Perhaps that’s all a little underwhelming. The gap between the Tigers and the Braves — a little over three runs — isn’t especially spectacular. But maybe that’s the wrong lens. In an ideal world, it wouldn’t be a run expectancy delta, but a win expectancy delta. Changes in win expectancy point more to the substance of Kalk’s comments: On a given play and game level, a runner advancing can matter a ton.
Calculating win expectancy changes at the play level is complicated — perhaps a task for the next article — but we can look at one representative example to show the potential impact of a trail runner advancement on win expectancy. In late August, two American League Wild Card contenders were locked in a tight contest. The Rangers were trailing the Guardians by one; the speedy Wyatt Langford stood on second base. On the first pitch, Corey Seager ripped a clean line drive to center field. The Guardians’ center fielder, Angel Martínez, uncorked a huge throw and nearly gunned Langford down at the plate:
If Seager is still standing on first after this throw, the Rangers’ odds of winning this game are 70.8%, according to Tom Tango’s win expectancy spreadsheet. Instead, he wisely tracked the throw (not that tough of a read, ultimately — Martínez launched that thing) and increased his team’s odds of winning by 10 percentage points. With a runner on second and no outs, the Rangers’ odds of winning at this point were 80.7%. Seager scored on the next pitch, jogging home after Joc Pederson scorched a double into the gap.

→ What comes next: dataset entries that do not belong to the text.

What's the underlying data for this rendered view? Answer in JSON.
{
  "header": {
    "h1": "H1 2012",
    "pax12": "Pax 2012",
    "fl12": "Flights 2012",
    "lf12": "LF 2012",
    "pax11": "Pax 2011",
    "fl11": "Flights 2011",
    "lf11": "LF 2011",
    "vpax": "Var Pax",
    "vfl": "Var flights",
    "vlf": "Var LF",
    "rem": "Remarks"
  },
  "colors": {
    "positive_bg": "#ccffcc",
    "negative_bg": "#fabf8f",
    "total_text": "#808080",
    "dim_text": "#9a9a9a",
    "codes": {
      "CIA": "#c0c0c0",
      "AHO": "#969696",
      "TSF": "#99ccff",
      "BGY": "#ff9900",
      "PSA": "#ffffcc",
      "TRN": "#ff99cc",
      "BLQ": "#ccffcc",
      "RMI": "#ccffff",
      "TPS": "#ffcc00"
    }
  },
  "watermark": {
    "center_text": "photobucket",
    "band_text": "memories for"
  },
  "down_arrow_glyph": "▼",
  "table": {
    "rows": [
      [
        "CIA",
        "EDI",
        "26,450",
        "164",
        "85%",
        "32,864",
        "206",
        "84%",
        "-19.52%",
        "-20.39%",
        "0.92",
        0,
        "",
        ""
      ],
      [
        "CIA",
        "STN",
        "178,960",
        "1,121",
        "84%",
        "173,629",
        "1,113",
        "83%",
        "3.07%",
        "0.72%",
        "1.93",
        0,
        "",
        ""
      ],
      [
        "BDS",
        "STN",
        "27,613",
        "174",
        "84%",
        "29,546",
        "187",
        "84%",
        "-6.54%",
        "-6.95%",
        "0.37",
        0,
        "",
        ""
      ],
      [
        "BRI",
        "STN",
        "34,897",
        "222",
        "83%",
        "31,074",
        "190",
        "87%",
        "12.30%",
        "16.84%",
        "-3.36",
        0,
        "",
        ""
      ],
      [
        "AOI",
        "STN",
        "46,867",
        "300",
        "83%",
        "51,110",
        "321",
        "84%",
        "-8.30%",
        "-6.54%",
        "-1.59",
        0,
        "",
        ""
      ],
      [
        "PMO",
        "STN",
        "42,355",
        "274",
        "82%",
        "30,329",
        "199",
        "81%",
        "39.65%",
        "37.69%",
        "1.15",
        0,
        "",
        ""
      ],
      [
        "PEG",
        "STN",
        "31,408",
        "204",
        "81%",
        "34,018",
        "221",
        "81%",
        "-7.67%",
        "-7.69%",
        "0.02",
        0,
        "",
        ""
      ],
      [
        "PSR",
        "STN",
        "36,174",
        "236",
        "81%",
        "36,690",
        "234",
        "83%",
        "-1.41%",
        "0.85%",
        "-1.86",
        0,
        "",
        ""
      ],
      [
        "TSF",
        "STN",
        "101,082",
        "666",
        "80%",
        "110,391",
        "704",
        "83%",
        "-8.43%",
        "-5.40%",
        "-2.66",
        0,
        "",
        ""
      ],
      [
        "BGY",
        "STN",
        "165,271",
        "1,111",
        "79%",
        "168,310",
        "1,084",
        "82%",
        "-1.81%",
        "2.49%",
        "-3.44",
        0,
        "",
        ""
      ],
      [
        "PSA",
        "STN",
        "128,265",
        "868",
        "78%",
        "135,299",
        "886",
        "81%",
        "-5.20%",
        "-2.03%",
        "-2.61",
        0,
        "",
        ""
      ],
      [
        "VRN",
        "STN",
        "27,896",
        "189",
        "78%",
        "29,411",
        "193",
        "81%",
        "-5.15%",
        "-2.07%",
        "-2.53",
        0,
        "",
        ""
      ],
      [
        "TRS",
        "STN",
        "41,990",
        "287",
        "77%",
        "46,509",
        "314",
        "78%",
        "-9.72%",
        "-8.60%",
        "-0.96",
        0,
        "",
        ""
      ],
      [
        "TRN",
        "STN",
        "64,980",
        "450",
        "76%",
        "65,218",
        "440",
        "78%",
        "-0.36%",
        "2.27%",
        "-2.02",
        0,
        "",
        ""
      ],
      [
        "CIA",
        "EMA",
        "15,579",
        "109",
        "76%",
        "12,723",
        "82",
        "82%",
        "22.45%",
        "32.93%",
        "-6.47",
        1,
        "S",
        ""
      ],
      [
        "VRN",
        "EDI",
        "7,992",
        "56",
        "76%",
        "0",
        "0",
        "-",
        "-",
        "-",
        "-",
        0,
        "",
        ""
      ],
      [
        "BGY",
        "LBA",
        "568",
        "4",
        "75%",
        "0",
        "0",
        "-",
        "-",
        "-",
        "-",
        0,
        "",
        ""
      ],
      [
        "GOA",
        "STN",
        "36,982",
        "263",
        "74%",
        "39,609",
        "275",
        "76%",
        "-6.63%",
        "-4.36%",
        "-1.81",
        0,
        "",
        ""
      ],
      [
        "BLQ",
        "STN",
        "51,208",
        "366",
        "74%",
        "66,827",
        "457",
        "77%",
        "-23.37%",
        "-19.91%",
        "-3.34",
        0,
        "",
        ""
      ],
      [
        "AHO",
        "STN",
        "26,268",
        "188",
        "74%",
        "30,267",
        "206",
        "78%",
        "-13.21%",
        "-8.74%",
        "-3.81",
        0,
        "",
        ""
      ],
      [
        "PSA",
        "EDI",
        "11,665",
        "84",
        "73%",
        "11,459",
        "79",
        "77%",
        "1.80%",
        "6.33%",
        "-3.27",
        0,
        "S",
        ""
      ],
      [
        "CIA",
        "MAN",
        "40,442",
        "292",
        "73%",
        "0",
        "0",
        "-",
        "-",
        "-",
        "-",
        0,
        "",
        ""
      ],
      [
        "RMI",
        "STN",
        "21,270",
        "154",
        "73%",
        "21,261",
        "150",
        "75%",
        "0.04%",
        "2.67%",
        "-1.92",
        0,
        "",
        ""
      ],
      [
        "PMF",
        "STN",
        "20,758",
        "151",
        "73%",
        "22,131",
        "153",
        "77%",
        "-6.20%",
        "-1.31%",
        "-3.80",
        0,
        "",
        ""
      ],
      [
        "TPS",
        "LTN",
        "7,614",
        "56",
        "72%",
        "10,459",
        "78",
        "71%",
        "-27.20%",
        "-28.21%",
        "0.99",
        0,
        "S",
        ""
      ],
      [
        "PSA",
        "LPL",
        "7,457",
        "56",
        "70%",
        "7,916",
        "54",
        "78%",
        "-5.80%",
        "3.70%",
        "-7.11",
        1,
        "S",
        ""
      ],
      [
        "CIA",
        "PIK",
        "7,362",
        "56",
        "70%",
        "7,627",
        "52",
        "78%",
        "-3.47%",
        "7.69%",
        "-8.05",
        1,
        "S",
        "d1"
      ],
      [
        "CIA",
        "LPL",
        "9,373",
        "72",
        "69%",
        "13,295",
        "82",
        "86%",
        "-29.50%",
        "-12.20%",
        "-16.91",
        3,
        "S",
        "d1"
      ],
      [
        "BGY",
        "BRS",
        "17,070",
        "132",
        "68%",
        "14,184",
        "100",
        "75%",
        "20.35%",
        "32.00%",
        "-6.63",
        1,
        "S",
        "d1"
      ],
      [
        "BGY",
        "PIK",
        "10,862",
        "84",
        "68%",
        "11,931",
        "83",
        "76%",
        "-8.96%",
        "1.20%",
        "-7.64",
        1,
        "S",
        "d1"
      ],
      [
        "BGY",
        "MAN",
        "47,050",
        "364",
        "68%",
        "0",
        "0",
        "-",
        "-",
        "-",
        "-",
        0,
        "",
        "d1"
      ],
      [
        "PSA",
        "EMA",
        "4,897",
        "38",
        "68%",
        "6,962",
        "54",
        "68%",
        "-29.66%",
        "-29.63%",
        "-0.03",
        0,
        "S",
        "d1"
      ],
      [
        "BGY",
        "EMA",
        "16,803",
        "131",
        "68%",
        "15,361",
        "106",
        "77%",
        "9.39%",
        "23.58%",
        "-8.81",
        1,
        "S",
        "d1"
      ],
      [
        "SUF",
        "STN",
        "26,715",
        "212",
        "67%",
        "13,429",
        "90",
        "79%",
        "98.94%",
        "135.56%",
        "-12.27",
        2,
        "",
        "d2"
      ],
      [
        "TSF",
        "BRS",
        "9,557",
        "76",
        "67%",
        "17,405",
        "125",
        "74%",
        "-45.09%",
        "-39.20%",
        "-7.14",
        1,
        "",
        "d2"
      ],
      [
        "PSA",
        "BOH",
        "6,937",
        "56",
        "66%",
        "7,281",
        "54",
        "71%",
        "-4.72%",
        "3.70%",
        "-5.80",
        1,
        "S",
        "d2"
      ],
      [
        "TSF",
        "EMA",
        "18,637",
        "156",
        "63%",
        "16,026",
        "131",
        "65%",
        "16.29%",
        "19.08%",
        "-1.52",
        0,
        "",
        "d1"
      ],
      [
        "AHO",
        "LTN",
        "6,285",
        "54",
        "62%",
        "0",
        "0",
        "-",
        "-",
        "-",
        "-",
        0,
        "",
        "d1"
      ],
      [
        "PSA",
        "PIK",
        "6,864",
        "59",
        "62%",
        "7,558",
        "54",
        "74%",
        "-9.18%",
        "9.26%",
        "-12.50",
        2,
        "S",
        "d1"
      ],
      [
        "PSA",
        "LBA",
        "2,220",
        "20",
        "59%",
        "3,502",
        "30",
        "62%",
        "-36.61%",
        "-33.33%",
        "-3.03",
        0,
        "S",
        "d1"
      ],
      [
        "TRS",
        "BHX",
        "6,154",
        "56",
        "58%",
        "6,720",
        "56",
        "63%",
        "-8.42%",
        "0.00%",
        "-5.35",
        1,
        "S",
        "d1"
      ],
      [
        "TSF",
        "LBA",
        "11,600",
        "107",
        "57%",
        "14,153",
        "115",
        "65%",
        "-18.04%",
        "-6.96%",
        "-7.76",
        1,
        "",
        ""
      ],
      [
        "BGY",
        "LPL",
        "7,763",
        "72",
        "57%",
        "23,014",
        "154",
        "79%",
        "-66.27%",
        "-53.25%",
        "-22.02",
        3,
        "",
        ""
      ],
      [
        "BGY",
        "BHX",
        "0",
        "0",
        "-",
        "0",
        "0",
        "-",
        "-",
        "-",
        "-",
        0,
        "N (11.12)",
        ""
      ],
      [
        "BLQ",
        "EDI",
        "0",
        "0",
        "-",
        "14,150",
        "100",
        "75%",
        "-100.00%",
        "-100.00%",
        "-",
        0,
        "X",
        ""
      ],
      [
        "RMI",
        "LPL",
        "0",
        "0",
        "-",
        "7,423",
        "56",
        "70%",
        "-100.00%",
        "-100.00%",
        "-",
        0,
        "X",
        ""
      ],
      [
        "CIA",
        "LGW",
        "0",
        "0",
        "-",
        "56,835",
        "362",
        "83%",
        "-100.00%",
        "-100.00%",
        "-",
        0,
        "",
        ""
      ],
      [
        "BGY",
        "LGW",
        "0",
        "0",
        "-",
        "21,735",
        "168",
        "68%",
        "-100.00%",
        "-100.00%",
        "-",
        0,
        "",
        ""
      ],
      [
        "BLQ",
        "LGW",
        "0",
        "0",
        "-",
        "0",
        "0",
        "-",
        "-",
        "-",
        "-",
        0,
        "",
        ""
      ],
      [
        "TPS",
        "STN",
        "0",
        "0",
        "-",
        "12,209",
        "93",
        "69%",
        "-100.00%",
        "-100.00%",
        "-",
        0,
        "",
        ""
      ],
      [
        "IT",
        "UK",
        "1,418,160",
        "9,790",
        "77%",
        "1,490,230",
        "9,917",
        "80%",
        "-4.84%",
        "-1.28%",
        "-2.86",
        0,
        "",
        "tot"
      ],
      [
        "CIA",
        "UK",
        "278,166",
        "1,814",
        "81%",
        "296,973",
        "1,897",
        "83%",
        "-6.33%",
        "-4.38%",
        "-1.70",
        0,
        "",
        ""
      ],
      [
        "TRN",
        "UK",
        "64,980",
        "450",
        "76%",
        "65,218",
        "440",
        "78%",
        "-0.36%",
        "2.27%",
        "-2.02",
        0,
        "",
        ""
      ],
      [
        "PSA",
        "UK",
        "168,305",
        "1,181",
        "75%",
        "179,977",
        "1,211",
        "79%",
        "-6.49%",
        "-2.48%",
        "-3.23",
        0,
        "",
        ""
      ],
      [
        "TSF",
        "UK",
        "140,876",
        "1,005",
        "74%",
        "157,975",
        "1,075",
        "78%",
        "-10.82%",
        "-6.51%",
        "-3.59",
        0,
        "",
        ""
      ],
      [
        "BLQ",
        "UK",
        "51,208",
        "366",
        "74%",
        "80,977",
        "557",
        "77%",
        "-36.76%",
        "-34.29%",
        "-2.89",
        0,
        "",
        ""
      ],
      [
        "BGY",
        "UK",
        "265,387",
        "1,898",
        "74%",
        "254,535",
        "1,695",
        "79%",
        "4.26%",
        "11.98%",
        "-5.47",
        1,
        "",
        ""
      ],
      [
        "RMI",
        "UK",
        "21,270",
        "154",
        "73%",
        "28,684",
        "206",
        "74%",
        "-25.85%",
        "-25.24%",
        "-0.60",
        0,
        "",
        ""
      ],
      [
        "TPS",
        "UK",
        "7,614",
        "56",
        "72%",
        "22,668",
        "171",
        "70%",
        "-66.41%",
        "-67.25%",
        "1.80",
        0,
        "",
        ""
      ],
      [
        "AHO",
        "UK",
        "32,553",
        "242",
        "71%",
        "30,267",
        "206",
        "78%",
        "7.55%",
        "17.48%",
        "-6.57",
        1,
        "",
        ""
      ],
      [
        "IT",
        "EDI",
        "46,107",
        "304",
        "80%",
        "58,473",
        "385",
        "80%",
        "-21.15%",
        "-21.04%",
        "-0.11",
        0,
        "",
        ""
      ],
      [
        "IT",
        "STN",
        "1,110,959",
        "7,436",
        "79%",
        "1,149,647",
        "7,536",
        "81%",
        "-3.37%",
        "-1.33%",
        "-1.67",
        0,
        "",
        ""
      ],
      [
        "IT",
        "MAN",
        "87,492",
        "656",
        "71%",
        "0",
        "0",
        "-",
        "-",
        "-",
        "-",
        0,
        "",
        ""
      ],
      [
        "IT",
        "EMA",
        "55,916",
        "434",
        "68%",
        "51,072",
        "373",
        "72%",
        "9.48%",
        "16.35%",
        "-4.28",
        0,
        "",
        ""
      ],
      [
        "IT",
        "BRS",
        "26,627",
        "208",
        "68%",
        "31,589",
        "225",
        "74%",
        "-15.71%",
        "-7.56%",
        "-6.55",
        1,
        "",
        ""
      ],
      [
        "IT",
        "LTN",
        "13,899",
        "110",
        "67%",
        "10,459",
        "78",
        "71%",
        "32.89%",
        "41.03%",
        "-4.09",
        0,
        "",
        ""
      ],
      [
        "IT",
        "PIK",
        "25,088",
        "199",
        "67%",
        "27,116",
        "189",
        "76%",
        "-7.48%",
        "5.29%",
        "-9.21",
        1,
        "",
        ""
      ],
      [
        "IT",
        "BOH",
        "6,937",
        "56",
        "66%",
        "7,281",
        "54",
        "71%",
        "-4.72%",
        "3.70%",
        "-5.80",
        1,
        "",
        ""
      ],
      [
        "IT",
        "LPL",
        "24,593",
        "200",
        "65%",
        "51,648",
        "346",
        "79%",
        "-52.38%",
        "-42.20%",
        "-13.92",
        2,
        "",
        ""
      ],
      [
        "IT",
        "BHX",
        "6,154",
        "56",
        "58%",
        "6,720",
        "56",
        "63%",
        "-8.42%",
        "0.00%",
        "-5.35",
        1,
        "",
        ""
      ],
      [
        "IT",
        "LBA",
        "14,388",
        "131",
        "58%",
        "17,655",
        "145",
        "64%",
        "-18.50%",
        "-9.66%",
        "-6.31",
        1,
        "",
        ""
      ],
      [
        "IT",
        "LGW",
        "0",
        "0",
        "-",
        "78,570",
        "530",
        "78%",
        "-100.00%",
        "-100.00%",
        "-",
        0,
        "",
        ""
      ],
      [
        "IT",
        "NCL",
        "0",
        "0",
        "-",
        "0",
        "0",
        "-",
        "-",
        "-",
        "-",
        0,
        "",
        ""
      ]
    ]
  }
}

Curiously, “runs gained from trail runners advancing” does not appear to map onto team sprint speed as neatly as it does to BsR. The r-squared this season between those two variables is just 0.11, a weaker relationship than sprint speed has ever had to BsR during the Statcast era:
Perhaps this explains why Kalk’s attention is focused on this ostensibly marginal part of the game. It doesn’t take a team of Trea Turners to top the trail runner leaderboards; any team can pick up a couple extra runs over the course of a season — and perhaps even swing the outcome of a few games — with proper attention to these free bases. When competitive edges are few and far between, a penny lying on the sidewalk starts to look like a $20 bill.